Esa lectura debería ser revisada actualmente, ya que se han acumulado generaciones de pobres y desempleados en bolsones citadinos, con el agravamiento de un clientelismo político muy presente en tiempos electorales como los que estamos por empezar a vivir; pero no por ello tiene que ser descartada como signo de la movilidad social. En todo momento debe entenderse, además, que lo crucial en toda intervención es concretar la transferencia de conocimientos, saberes, aptitudes y de posibilidades de hacer, para que las sociedades se activen independientemente, crezcan en sus potencialidades y desarrollos, y dejen de depender del Estado y de los múltiples punteros políticos de diverso y variado signo. Quizás esa independización sea el principal temor: si se la consigue, los partidos perderán poder de incidencia en amplios sectores vulnerables y vulnerados.
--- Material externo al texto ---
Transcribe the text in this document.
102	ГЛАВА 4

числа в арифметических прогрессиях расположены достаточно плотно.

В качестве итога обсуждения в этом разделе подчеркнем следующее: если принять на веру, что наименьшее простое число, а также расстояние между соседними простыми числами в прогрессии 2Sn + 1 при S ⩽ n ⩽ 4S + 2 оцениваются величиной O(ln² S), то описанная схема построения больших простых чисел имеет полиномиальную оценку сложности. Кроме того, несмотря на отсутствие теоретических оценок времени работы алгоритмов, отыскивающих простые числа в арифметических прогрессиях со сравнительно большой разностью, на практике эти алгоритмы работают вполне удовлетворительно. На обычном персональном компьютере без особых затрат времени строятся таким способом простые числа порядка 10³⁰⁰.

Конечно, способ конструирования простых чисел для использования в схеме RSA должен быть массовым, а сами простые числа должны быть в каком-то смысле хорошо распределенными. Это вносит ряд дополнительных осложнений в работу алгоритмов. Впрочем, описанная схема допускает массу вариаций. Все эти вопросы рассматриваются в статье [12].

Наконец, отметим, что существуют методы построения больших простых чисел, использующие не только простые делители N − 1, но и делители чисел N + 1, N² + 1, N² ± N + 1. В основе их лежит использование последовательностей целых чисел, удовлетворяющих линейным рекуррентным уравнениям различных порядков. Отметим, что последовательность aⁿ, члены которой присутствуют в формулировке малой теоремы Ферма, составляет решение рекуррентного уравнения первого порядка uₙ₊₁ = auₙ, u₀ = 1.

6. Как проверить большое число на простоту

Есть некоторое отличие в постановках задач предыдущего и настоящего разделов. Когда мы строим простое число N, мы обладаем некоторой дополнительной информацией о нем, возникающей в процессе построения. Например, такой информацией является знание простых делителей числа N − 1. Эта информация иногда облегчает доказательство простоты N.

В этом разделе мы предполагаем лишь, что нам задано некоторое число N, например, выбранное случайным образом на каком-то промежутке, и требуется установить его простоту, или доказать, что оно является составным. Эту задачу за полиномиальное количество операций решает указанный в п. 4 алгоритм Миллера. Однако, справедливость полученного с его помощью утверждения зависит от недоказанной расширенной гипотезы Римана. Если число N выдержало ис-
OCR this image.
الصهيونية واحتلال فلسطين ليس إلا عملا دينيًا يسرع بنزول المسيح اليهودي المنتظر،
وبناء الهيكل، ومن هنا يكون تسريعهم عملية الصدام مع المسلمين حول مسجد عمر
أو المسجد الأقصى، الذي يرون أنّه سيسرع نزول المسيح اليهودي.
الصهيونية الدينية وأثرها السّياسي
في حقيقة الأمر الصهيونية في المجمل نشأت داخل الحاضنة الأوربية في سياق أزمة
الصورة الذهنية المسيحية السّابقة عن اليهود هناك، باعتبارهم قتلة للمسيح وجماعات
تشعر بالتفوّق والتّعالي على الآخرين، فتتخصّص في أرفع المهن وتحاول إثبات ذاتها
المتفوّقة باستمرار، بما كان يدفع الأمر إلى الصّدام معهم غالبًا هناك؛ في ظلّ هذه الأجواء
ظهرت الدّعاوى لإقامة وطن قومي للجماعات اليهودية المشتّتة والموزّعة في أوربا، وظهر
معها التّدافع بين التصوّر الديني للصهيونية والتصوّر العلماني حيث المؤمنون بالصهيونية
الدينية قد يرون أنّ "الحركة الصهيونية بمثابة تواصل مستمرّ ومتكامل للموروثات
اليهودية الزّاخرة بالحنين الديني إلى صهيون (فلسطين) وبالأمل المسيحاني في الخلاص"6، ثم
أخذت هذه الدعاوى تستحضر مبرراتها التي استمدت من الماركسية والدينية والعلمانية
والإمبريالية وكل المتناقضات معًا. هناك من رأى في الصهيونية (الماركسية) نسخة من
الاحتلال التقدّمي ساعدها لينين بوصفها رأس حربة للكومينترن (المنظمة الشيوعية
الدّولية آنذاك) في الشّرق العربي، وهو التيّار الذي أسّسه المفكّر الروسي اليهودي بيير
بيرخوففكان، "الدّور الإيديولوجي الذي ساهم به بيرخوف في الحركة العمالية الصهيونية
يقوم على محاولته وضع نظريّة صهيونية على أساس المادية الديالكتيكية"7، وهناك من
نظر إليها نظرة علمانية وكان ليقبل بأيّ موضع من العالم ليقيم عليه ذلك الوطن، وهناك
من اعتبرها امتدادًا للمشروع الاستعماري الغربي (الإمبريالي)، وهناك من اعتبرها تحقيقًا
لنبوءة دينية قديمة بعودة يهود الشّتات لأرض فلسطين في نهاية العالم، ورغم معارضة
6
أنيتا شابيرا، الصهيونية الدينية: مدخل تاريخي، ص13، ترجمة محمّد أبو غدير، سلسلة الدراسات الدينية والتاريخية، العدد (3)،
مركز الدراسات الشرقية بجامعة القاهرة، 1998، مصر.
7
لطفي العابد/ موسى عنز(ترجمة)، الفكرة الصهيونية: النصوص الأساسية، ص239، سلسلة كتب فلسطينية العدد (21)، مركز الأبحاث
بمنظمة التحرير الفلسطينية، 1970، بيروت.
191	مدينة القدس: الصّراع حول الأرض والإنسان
Para lograr ese crecimiento, la presencia del arte es tan importante como crear fuentes genuinas de trabajo, levantar escuelas y supervisar de que los chicos concurran, y habilitar centros de salud de cercanía, que aseguren un mínimo de contención ante cualquier patología y un seguimiento detallado de los grupos en riesgo por profesionales que trabajen en el territorio.

Sin embargo, cada comienzo de año aparece en peligro la continuidad de los focos de potenciamiento cultural en las barriadas más humildes, o entran en duda programas como el de las orquestas populares a la hora de pensar en el ajuste para que cierren las finanzas públicas. Y si se demora el pago a los responsables de esas formaciones o no se sabe si se renovarán los contratos, por mencionar algunas amenazas a título de ejemplo, muchas menos posibilidades hay de renovación o aumento en la cantidad de instrumentos, aunque cada día haya más chicos que quieran aprender a tocar.

En vez de debatir qué hacer para que se multipliquen las ofertas artísticas desde el Estado, se debate la reducción de la edad de imputabilidad de los menores. Es cierto que la transferencia entre una respuesta y la otra nunca será lineal, que más músicos o murgueros en los barrios no repercutirá estadísticamente de forma inmediata en menos delitos, pero también es verdad que lo que se siembra hoy en el campo de la creación cultural se cosecha en el tiempo. Así lo demuestra el Centro Cultural Mate Cocido, propuesta de artistas independientes (sostenida parcialmente con aportes estatales eventuales) que se despliega en el barrio ATE, con particular recepción desde hace años; en ella Sergio Osorio replica lo aprendido décadas atrás en su Uruguay natal sobre de qué manera fortificar la sociedad desde la base.

En ese contexto es que hay que mirar con atención distintas experiencias, como los planes encarados desde los ámbitos municipales, ya que hay buenos y replicables ejemplos en marcha en la capital donde todavía hay que aprender a escuchar las descripciones que realizan los raperos de su mundo barrial, y en Tafí Viejo, con visibilización además de las minorías sexuales; de la Provincia, que se hizo cargo de programas musicales nacionales en caída libre (como las orquestas y coros del Bicentenario, que alcanzaba a 80 docentes y 1.500 chicos de poblaciones vulnerables) donde lo importante es participar y no la excelencia musical; y de la Universidad Nacional de Tucumán con Cultura Viva Comunitaria. Todas estas iniciativas requieren ser abordadas como medidas institucionales a darle continuidad, que queden fuera de las peleas electorales de este año. El ideal de lograr una proyección de décadas en el tiempo requiere que se entienda que hay áreas en las que cambiar es retroceder.

Frente al hastío de no tener nada que hacer y a la circulación de la droga como evasión de un contexto de agobio, el arte y la práctica deportiva recreativa se recortan como intervenciones que ofrecen oxígeno colectivo; no son dádivas sino generadoras de derechos y de identidades.